C’était le point culminant de nombreuses années d’un travail ardu. À revivre les traumatismes. À exiger des actions. À tracer une nouvelle voie, une meilleure voie à suivre.
Murray et moi avons discuté ce jour-là, et notre conversation a été franche, sérieuse et éclairante.
La première d’une longue série de conversations qu’on allait avoir au fil des ans.
Une discussion avec Murray, c’était toujours un moment exceptionnel, et pas juste grâce à sa sagesse inouïe, mais aussi grâce à sa patience.
Avant de tirer ses conclusions, il écoutait toutes les voix, toutes les opinions, toujours avec patience et ouverture.
Murray écoutait toujours attentivement, même quand il n’était pas d’accord, et il le faisait avec ce sourire qui le caractérisait.
Un sourire que j’allais avoir l’occasion de bien connaître au fil de nos très nombreuses rencontres et discussions.
Un sourire qui apparaissait chaque fois qu’il me montrait délicatement, mais fermement, un point où j’étais peut-être dans l’erreur, qu’il soulevait un élément auquel je n’avais pas pensé, alors que j’aurais dû.
Ou qu’en vrai pédagogue, il m’encourageait à travailler encore un peu sur la solution que je proposais. Mais toujours avec ce sourire.
Avec les années, il est devenu pour moi un enseignant avisé, un confident de confiance, un aîné éclairé et, par‑dessus tout, un ami qui me poussait à toujours faire mieux.
Mais ce sourire; ce sourire est toujours resté gravé dans mon esprit. Parce qu’il caractérisait l’homme qu’il était.
Murray a grandi à une époque où régnait une profonde injustice. Ce n’est que lorsqu’il avait neuf ans que les membres des Premières Nations ont été autorisés à voter sans perdre leur statut. Il avait 46 ans quand le dernier pensionnat a fermé ses portes.
Il a été témoin de la discrimination systémique dont les peuples autochtones étaient victimes aux mains des forces de l’ordre dans son Manitoba natal et partout au Canada.
Il aurait facilement pu dire que notre pays était irréformable, ou que la lutte n’en valait pas la peine.
Mais Murray n’était tout simplement pas comme ça.
Éternel optimiste, il avait foi en les gens. Il croyait que malgré le dur travail à accomplir et les conversations difficiles à tenir, il était possible de transformer les cœurs et les esprits.

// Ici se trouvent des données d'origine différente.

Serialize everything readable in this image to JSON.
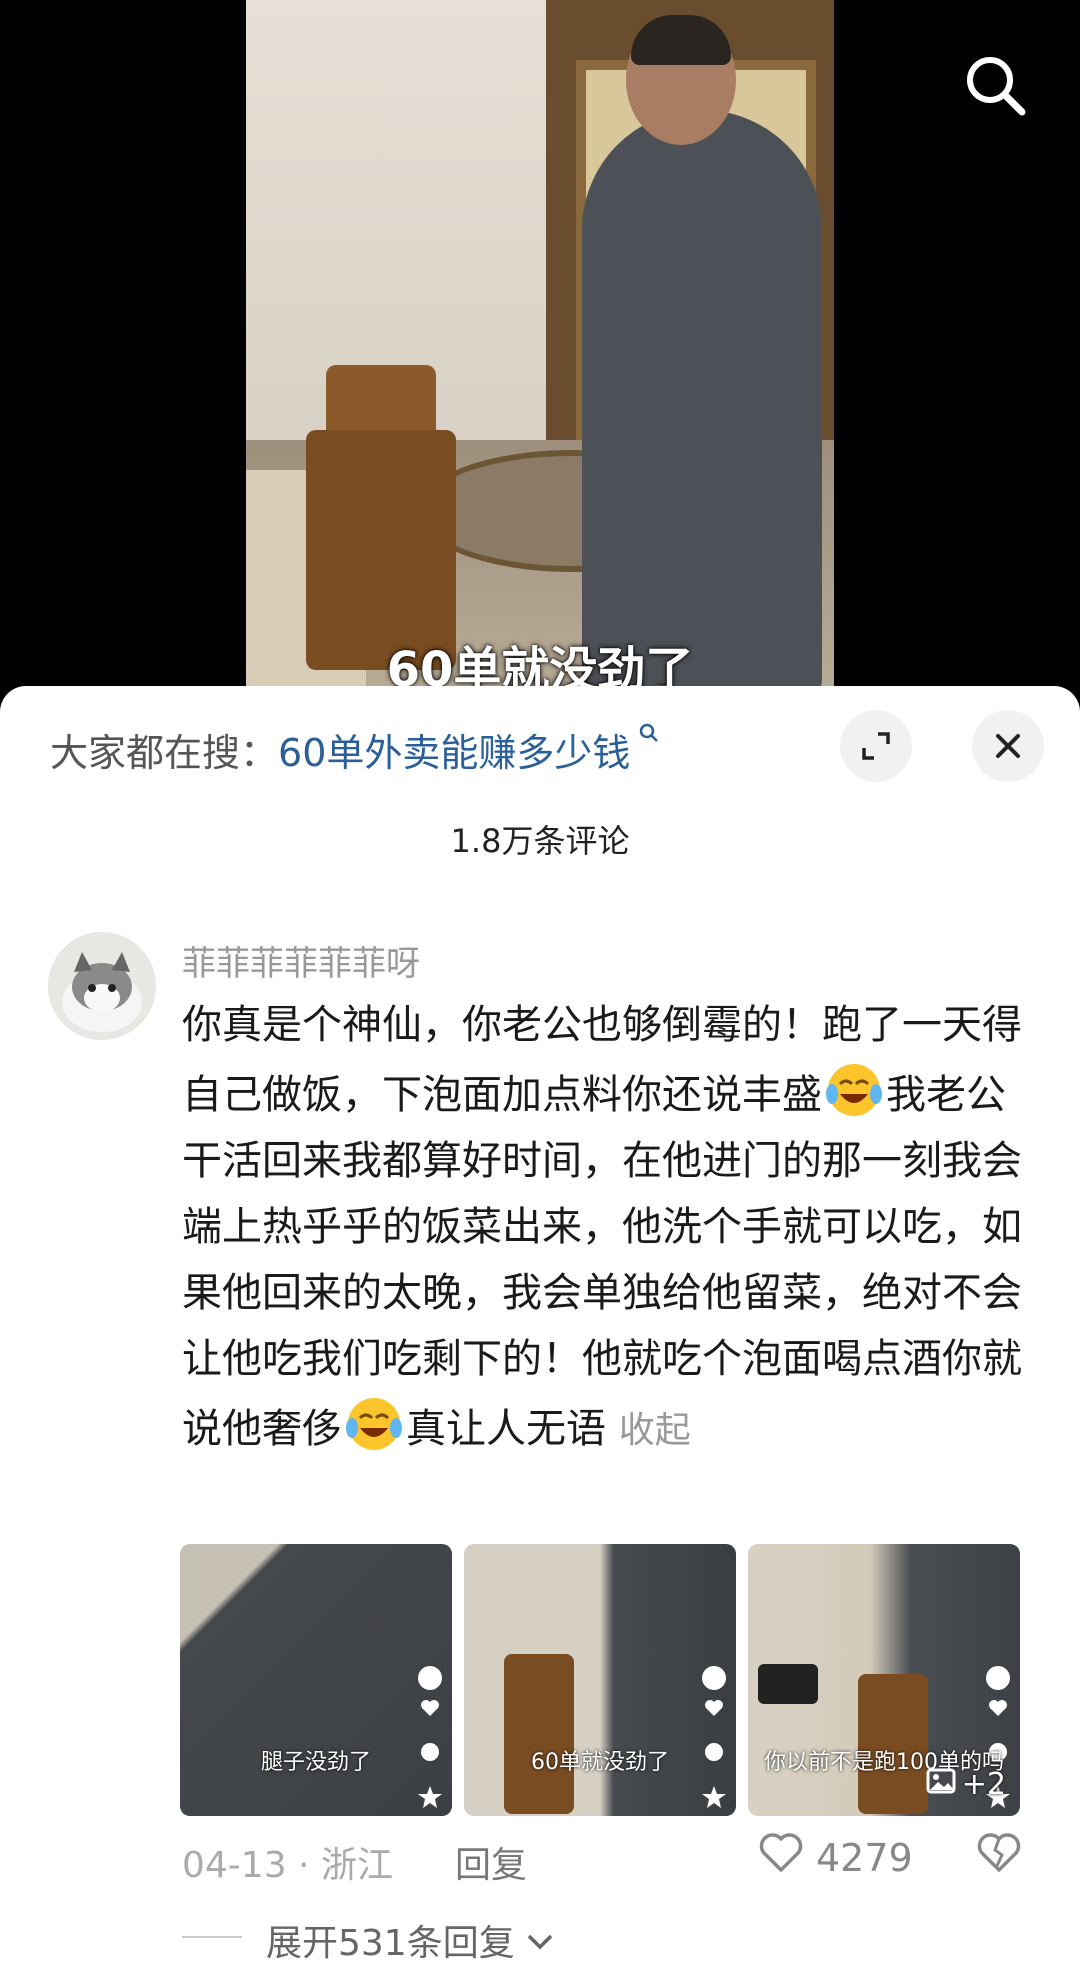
{
  "video": {
    "caption": "60单就没劲了"
  },
  "panel": {
    "hot_search_prefix": "大家都在搜：",
    "hot_search_query": "60单外卖能赚多少钱",
    "comment_count": "1.8万条评论"
  },
  "comment": {
    "username": "菲菲菲菲菲菲呀",
    "text_part1": "你真是个神仙，你老公也够倒霉的！跑了一天得自己做饭，下泡面加点料你还说丰盛",
    "text_part2": "我老公干活回来我都算好时间，在他进门的那一刻我会端上热乎乎的饭菜出来，他洗个手就可以吃，如果他回来的太晚，我会单独给他留菜，绝对不会让他吃我们吃剩下的！他就吃个泡面喝点酒你就说他奢侈",
    "text_part3": "真让人无语",
    "collapse_label": "收起",
    "thumbnails": [
      {
        "caption": "腿子没劲了"
      },
      {
        "caption": "60单就没劲了"
      },
      {
        "caption": "你以前不是跑100单的吗"
      }
    ],
    "more_images": "+2",
    "date": "04-13",
    "location": "浙江",
    "reply_label": "回复",
    "likes": "4279",
    "expand_label": "展开531条回复"
  },
  "icons": [
    "search-icon",
    "expand-icon",
    "close-icon",
    "heart-icon",
    "broken-heart-icon",
    "image-icon",
    "chevron-down-icon",
    "laughing-crying-emoji"
  ],
  "colors": {
    "accent_link": "#2a5f99",
    "muted": "#999999"
  }
}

Par-dessus tout, il avait une conviction qui résonnait profondément en moi, en tant qu’ancien enseignant. Il disait : « c’est l’éducation qui nous a mis dans ce pétrin, et c’est l’éducation qui va nous en sortir. »
Il croyait que la clé pour bâtir un avenir meilleur passait par l’éducation – par nos jeunes, d’un océan à l’autre.
Il comprenait que changer les choses, ça n’arrive pas en claquant des doigts.
Il savait que la seule façon de progresser, c’est d’aller à la rencontre des gens là où ils en sont et de les amener avec soi.
De les encourager à ouvrir leur esprit, à réfléchir de manière critique et à se poser des questions difficiles sur notre identité.
Voilà ce que pensait Murray. Voilà qui était Murray.
Même si Murray nous a quittés pour le monde des esprits, sa chaleur, sa générosité, son optimisme et son sourire sont bien présents parmi nous aujourd'hui.
Murray nous a mobilisés, comme il a mobilisé le pays au complet grâce à une compréhension franche et véritable non seulement de notre histoire, mais aussi du chemin vers la réconciliation sur lequel on s’est tous engagés.
Avec sa persévérance, sa foi inébranlable dans le progrès et sa fierté d’incarner qui il était – un Anishinaabe et un Manitobain – Murray a changé notre pays pour le mieux.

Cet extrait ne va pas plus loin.